Just Start with Theater
Plays are literature’s most immediate form. Where a novel unfolds in the reader’s imagination, a play exists in the space between people: in spoken words, silences, and the tension of two characters sharing a stage. Reading a play is different from watching one, but the best plays reward both experiences. You hear the voices in your head, you feel the rhythm of the dialogue, and you discover that some of the most powerful moments in all of literature were written not as prose but as speech. These three plays represent three revolutions in modern theater, and together they show the full range of what drama can achieve.
Start here
A Doll's House
Henrik Ibsen · 96 pages · 1879 · Easy
Themes: marriage, freedom, deception, identity, women's rights
The play that invented modern drama. A woman discovers her perfect marriage is a prison, and she walks out. When Nora Helmer slammed the door in 1879, it was heard across Europe and has never stopped echoing.
Why Start Here
A Doll’s House is the ideal first play because it shows what theater does that no other form can: put two people in a room and let the truth destroy everything between them. The final confrontation between Nora and Torvald is one of the great scenes in all of literature, devastating not because of what happens but because of what is said and what cannot be unsaid.

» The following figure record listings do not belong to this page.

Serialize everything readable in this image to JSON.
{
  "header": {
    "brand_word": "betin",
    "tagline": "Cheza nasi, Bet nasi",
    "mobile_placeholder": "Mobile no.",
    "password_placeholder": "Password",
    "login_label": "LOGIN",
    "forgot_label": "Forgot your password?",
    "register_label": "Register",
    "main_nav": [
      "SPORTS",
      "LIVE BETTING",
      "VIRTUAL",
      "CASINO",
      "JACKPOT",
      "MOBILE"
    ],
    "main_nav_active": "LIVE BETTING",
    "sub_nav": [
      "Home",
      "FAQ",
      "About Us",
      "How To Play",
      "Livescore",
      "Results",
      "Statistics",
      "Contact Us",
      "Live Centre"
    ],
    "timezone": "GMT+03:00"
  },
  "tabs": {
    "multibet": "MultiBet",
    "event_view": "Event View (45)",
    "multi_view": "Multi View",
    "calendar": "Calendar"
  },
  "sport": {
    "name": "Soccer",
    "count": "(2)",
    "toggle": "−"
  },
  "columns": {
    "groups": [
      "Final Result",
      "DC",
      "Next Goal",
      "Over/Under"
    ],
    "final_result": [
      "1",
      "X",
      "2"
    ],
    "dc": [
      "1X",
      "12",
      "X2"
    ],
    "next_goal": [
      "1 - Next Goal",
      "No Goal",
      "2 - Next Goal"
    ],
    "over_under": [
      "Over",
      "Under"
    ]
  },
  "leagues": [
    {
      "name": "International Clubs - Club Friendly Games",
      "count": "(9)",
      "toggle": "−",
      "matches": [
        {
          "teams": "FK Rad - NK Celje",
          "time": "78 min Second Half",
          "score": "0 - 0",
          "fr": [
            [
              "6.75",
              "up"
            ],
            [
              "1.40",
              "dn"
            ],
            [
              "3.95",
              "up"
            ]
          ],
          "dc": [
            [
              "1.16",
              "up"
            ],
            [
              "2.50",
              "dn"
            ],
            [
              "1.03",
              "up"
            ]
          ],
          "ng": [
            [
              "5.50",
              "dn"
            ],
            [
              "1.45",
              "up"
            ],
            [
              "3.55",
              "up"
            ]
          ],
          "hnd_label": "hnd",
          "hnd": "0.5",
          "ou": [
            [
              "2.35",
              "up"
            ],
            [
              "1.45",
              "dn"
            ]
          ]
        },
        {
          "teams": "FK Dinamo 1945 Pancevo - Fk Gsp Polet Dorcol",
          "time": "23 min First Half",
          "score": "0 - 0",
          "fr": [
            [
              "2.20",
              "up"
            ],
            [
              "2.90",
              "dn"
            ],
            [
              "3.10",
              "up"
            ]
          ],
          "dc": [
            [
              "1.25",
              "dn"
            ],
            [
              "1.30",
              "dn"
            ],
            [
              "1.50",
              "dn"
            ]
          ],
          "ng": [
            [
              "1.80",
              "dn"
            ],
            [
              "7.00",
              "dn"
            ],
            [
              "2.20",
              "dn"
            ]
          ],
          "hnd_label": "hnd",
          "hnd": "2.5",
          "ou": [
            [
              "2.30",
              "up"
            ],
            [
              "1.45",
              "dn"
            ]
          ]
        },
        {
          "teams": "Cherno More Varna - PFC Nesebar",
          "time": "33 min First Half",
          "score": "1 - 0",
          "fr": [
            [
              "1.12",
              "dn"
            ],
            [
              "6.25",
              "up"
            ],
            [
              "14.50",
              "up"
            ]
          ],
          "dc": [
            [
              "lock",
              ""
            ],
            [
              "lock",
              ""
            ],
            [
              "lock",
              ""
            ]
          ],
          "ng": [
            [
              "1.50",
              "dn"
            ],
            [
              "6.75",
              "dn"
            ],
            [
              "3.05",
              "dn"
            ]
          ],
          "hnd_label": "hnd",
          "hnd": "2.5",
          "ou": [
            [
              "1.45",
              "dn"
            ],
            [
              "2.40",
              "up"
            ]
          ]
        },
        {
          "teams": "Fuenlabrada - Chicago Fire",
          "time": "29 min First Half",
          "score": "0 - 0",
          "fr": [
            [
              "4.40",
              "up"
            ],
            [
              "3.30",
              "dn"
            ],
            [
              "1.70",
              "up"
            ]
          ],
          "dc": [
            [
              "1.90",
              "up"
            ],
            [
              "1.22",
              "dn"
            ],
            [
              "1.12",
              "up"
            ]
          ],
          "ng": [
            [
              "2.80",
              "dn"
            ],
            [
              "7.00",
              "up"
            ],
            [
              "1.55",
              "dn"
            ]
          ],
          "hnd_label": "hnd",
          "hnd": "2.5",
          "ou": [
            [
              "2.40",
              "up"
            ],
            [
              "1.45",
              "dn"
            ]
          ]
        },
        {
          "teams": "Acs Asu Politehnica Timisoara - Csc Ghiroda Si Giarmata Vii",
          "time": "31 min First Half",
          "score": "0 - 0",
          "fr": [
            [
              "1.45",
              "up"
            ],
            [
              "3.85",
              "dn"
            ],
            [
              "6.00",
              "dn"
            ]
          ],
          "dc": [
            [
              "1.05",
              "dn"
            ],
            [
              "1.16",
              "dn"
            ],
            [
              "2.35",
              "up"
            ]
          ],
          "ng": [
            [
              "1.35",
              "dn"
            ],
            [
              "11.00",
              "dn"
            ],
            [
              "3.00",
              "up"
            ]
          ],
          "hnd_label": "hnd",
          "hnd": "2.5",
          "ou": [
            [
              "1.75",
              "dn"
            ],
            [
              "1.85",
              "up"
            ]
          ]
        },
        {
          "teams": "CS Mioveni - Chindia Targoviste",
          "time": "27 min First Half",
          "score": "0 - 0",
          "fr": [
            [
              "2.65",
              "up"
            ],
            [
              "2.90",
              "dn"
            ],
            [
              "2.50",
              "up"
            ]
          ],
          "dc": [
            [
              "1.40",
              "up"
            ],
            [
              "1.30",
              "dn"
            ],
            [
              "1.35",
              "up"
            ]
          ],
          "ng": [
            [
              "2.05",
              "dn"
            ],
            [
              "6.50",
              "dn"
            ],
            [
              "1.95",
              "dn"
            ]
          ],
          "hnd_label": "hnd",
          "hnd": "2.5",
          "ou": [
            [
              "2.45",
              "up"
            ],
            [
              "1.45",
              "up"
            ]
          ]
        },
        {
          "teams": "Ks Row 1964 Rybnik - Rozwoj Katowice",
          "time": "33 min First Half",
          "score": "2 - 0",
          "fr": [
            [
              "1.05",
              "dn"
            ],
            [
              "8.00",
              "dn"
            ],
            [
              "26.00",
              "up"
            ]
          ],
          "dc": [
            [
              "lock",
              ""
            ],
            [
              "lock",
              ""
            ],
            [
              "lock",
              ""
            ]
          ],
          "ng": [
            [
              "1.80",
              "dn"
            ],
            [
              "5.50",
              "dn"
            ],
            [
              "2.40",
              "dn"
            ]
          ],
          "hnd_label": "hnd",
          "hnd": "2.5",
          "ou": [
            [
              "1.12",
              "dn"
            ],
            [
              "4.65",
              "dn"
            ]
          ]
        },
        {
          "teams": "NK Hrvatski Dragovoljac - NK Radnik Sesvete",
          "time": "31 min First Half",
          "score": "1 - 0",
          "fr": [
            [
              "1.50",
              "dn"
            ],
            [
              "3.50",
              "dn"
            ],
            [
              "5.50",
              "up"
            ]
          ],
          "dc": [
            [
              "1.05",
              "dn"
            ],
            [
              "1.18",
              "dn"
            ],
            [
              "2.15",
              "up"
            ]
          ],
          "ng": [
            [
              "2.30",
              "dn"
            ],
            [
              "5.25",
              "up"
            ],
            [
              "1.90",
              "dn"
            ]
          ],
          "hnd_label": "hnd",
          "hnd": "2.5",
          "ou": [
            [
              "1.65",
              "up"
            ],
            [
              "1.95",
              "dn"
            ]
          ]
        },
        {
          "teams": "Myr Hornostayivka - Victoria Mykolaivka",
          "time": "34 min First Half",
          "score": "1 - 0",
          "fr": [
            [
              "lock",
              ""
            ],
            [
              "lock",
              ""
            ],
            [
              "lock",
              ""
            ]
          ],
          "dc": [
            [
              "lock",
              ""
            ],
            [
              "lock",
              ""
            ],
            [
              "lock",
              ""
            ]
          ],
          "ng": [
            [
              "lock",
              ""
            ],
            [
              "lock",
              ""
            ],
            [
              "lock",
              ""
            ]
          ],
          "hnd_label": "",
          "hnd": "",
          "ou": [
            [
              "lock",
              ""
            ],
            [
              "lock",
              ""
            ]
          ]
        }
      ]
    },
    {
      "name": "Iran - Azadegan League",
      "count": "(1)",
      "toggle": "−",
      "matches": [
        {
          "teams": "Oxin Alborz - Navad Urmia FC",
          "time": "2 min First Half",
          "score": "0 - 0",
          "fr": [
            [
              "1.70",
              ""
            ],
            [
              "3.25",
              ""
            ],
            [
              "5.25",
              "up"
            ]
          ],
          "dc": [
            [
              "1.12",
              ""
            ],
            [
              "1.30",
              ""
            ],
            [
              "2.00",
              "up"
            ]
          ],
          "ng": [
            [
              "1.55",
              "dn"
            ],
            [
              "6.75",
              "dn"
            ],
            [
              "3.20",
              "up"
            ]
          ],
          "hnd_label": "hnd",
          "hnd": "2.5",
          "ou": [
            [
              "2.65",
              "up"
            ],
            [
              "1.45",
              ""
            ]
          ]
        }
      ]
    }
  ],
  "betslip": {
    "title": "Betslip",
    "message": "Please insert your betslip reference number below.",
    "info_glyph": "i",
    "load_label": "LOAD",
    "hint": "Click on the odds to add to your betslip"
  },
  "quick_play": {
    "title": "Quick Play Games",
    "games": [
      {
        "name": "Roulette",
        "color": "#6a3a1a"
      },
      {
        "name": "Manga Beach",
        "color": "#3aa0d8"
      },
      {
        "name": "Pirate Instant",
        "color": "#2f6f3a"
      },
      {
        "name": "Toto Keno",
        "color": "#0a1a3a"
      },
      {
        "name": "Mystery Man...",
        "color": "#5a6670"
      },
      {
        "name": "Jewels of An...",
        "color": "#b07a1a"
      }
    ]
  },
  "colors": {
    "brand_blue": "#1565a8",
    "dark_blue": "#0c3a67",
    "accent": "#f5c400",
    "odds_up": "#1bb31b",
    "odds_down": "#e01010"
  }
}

Ibsen wrote in plain, conversational prose, which means the play is as easy to read as it was revolutionary to stage. The domestic setting, the Christmas tree, the macaroons, the children’s games, lulls you into thinking this is ordinary life, until the floor drops away. Every detail you dismissed as decoration turns out to carry the weight of the entire argument.
What to Expect
A three-act play set in a single room over three days. Short enough to read in one sitting. The language is plain, the action domestic, and the emotional impact enormous. No prior knowledge of theater required. The foundation stone of modern drama.
Alternatives
Federico García Lorca · 96 pages · 1932 · Easy
A bride runs away with another man on her wedding day. What follows is a tragedy of blood, honor, and fate where the Moon and Death appear as characters. Lorca’s most famous play is the third revolution: theater as poetry.
Why Read This
Lorca completes the triangle. Ibsen gives you realism: ordinary rooms, plain speech, devastating truth. Ionesco gives you absurdism: impossible events, comic logic, political urgency. Lorca gives you poetry: language so beautiful it transforms a rural crime story into myth. Blood Wedding begins in prose and gradually shifts into verse as the emotions intensify, until the forest speaks and death walks the stage.
This is theater at its most elemental: passion versus duty, the body versus the community, the individual versus fate. The language is stark and musical, the imagery visceral, and the ending has the weight of a folk tale that has been told for centuries.
What to Expect
A short, three-act play that moves from realism to pure poetry. The language is beautiful and direct. The violence is stylized. Can be read in a single sitting. A perfect complement to Ibsen’s restraint and Ionesco’s comedy.
Eugène Ionesco · 141 pages · 1959 · Easy
One by one, the inhabitants of a small town turn into rhinoceroses. Only one man refuses. Ionesco’s masterpiece is the second revolution in modern theater: the Theatre of the Absurd, where the impossible becomes the most honest way to tell the truth.
Why Read This
If Ibsen showed that theater could be honest, Ionesco showed it could be absurd, and that absurdity could be the highest form of honesty. Rhinoceros is a parable about conformity and fascism that makes its point through impossible comedy: people literally become thick-skinned beasts, and the most terrifying thing is how quickly everyone accepts it.
After Ibsen’s realism, Ionesco’s play shows you a completely different register. The humor is surreal, the logic dreamlike, and the political commentary lands harder for being wrapped in impossibility. Together, these two plays define the range of modern theater.
What to Expect
A three-act play that starts as farce and becomes horror. Short, fast to read, and surprisingly funny. The final scene, with the last human standing alone, is one of the great moments in modern theater. No prior knowledge of absurdist drama required.